20 Ende sy seyden; Och mijn heere: wy waren in ’t begin gewisselick af gekomen, om spijse te koopen.
21 Het is nu geschiet, als wy inde herberge gekomen waren, ende wy onse sacken op deden, siet, so was yeder mans gelt in den mont van sijnen sack, ons gelt in sijn gewichte: ende wy hebben ’t selve weder gebracht in onse hant.
22 Wy hebben oock ander gelt in onse hant afgebracht, om spijse te koopen: wy en weten niet wie ons gelt in onse sacken geleyt heeft.
23 Ende hy seyde; Vrede zy u lieden, en vreest niet; uw’ Godt, ende uwes vaders Godt heeft u eenen schat in uwe sacken gegeven; u gelt is tot my gecomen: ende hy bracht Simeon tot hen uyt.
24 Daer na bracht de man dese mannen in Iosephs huys, ende hy gaf water, ende sy wiesschen hare voeten: hy gaf oock haren eselen voeder.
25 Ende sy bereydden het geschenck tot dat Ioseph quam op den middach: want sy hadden gehoort, dat sy aldaer broot eten souden.
26 Als nu Ioseph te huys gekomen was, so brachten sy hem ’t geschenck, ’t welck in hare hant was, in het huys: ende sy boogen sich voor hem ter aerde.
27 Ende hy vraechdese nae [haren] welstant, ende seyde; Ist wel met uwen vader, den ouden, daer ghy van seydet? leeft hy noch?

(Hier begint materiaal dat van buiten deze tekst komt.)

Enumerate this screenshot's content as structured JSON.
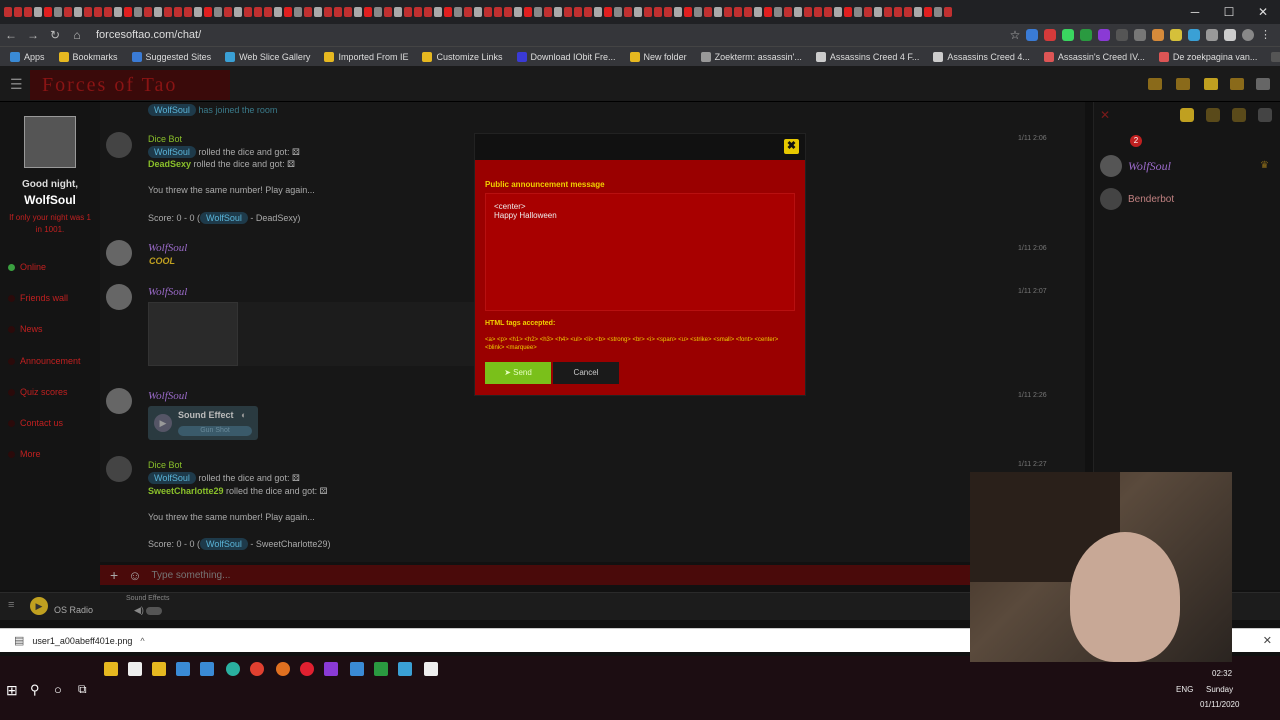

28 Ende sy seyden; Het is wel met uwen knecht onsen vader, hy leeft noch: ende sy neychden het hooft, ende boogen sich neder.
29 Ende hy hief sijne oogen op, ende sach Benjamin sijnen broeder, sijner moeder sone, ende seyde; Is dit uwe kleynste broeder, daer ghy tot my van seydet? daer na seyde hy: Mijn sone, Godt zy u genadich.
30 Ende Ioseph haestede hem, want sijn ingewant ontstack tegen sijnen broeder, ende hy socht te weenen: ende hy ginck in eene kamer, ende weende aldaer.
31 Daerna wiesch hy sijn aengesichte, ende quam uyt: ende hy bedwong hem selven, ende seyde; Settet broot op.
32 Ende sy richteden voor hem aen in ’t bysonder, ende voor haer in’t bysonder, ende voor de Egyptenaren, die met hem aten, in’t bysonder: want de Egyptenaers en mogen geen broot eten met de Hebreen, dewijle sulcx den Egyptenaren een grouwel is.
33 Ende sy aten voor sijn aengesichte, de Eerstgeboren nae sijne eerstgeboorte, ende de jongere nae sijne jonckheyt: dies verwonderden hen de mannen onder malkanderen.
34 Ende hy langde hen van de gerichten, die voor hem waren: maer Benjamins gerichte was vijf mael grooter, dan de gerichten van hen alle: ende sy droncken, ende sy werden droncken met hem.